Alan Shulik is no stranger to joining artistic societies. While many believe that art is a solitary pursuit, Alan Shulik knows there is infinite value in joining artistic societies and meeting others who are interested in the same form of art. Alan Shulik has been a member or chairperson in several different artistic societies, including the New Haven Arts Council, Shoreline Arts Alliance, and the Silvermine Guild of Artists. Here, Alan Shulik explains why he believes joining artistic societies is a great idea.

  • You better your skills. Alan Shulik says there is no question: he’s become a much better photographer after having conferred with other people who participate in the art. Alan Shulik feels that meeting up with others who hold the same interests will only challenge you to get better.
  • Networking. Alan Shulik says that one of the biggest advantages he’s gotten through joining artistic societies is the networking that occurs. Through his artistic societies, he has been able to help others further their professional standing, and others have helped him as well.

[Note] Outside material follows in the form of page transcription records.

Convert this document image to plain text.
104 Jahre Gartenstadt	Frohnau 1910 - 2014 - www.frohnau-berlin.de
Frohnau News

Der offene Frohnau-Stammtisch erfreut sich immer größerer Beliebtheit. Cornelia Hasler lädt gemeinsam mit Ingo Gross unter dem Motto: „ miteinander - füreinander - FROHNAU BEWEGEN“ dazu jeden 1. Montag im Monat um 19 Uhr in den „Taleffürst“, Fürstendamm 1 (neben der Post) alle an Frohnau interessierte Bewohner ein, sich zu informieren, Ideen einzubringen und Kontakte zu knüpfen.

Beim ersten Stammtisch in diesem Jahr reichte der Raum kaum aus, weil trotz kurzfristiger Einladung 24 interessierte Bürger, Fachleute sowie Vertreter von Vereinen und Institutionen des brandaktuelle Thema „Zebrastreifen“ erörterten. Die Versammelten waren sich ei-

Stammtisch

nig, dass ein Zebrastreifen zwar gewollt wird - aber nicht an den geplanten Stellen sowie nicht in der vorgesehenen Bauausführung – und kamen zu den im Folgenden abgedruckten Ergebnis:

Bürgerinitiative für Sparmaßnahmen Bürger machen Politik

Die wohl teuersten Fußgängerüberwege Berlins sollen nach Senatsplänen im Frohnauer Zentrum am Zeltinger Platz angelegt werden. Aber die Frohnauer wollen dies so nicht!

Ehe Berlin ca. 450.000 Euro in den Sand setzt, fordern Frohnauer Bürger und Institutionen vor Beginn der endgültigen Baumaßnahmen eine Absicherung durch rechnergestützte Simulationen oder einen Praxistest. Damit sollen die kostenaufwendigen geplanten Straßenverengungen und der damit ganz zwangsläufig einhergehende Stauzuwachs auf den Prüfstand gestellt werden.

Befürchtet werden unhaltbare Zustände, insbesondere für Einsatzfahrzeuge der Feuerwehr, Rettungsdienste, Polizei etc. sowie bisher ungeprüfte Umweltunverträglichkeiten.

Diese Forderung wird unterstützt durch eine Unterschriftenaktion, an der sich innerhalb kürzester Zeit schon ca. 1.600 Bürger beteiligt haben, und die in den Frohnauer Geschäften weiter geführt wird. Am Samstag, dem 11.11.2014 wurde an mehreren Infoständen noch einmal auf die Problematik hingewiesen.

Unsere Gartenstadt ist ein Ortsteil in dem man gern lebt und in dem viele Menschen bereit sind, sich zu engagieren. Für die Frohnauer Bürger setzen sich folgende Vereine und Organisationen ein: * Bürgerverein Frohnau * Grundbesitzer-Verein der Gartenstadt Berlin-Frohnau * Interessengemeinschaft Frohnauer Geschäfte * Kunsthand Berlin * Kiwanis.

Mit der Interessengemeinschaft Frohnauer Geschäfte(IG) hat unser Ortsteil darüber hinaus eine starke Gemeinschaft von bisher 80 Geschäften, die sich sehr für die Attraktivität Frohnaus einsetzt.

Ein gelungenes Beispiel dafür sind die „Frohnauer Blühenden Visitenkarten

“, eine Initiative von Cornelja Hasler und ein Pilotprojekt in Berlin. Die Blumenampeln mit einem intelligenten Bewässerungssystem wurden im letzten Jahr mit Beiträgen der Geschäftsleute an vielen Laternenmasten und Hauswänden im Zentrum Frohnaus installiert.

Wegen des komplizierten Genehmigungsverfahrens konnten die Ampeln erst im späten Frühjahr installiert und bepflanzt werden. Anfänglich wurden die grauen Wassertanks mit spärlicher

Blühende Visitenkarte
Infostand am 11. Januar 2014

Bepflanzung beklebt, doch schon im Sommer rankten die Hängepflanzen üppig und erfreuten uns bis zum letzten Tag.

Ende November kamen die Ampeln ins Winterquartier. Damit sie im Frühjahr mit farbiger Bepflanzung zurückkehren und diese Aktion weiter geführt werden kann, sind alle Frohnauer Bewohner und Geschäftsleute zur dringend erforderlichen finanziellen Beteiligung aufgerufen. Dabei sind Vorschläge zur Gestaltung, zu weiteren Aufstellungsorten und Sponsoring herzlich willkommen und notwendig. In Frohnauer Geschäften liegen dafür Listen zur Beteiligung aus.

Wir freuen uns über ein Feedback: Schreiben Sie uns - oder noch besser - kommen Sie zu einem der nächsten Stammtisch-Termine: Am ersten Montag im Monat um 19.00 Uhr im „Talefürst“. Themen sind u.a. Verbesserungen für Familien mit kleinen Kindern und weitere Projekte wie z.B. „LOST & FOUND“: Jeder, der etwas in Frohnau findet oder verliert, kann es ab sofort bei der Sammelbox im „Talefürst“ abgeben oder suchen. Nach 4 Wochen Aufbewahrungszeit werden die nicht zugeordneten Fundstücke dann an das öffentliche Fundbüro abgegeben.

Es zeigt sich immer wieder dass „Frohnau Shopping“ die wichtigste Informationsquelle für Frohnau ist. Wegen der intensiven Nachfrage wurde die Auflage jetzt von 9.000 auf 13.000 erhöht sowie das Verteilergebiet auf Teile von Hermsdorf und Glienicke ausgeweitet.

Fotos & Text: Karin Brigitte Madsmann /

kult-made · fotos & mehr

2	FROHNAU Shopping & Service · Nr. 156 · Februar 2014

  • Exposure. There are few better places to get out there and get known then in an artistic society, Alan Shulik says. This is because you have automatic access to people interested in the same things that you are. You don’t have to convince a photographer that photography is interesting.

Alan Shulik believes that all artists should look for fellow artists to connect with. Joining an artistic society is a quick and easy way to do so, and Alan Shulik says that no matter how big or small the area in which you live, there are always other artists around. Make sure to reach out to them.